I have got a friend called Bernie. Like me, he is a supporter of West Bromwich Albion. He runs gyms in prisons; he can look after himself. He is black, and remembers that our club was something of a pioneer in the British game in the 70s, with three magnificent black players: Brendon Batson, Laurie Cunningham and Cyrille Regis.

Like Raheem Sterling and other England players in Montenegro this week, Batson, Cunningham and Regis endured racist abuse. Back then, fans made monkey noises, used unspeakable words, threw bananas and other associated horrors. Bernie was in the crowd in those days. The players were outnumbered 10 or 20 to one on the pitch, but for black fans such as Bernie, it was thousands to one. “That must have been awful,” I said to him.

“No, actually I preferred it.”

“What?”

“Because, back then, you knew who the racists were, by what they were shouting or throwing. Now people don’t do that. But I look around and know there are some people thinking the same things. I just don’t know which ones they are.”

As John Barnes and others have said this week, racism in football is about a lot more than language. Shamefully, there is still racist behaviour at our football grounds. When it is identified, it makes national news. Yet, as Barnes says, what is less spoken about is that while at least a quarter of professional footballers are black, there is barely a handful of black managers, and even fewer black football executives.

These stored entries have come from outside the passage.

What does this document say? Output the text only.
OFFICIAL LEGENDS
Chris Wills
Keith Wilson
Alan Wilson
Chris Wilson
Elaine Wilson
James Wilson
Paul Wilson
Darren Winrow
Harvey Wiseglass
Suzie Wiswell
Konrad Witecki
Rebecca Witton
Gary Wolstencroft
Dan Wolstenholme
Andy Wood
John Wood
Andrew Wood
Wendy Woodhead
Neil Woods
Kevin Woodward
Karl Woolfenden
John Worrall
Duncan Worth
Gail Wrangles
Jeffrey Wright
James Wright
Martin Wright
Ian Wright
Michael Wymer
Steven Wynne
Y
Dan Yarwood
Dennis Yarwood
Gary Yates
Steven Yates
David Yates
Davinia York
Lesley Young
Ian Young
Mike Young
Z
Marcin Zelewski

Regis had a view on why this is. A year before he died, still angry to his boots, he told me: “The truth is that white men – and, to be honest, some black men – don’t like being bossed around by black men. It’s OK for players to be black, because, at the end of the day, they’re shop-floor workers, but the management seems to have to be white.”

Plainly, outside football, the numbers are just as stark. Black and minority ethnic (BAME) people are significantly underrepresented in parliament and in our boardrooms. Look, too, at the Windrush scandal. And look at the unconscious bias found against BAME people across Britain by this paper in December: 38% have been wrongly suspected of shoplifting in the past five years, compared with 14% of white people. As many as 12% had racist language thrown at them in a month before the study, which rose to 43% in the previous five years.

Back in 1964, one Birmingham-based man got, I suspect, to the hideous nub of it. Go on iPlayer and find Colony, a brilliant documentary about West Indian immigrants. At 34 minutes in, you will see a black man, in devastating close-up, tell a white man: “You can be walking with me, talking with me, having a drink with me, or invite me to your house. But the fact still remains you have a little complex – that you’re better than me.”

Bernie gets the final word. He texted me to say that while there are obvious problems in Montenegro, we shouldn’t be so complacent that it doesn’t happen in this country. “We’re going backwards over here,” he wrote. I’ll buy Bernie a drink at West Brom tomorrow night. I’m dreading hearing all about it.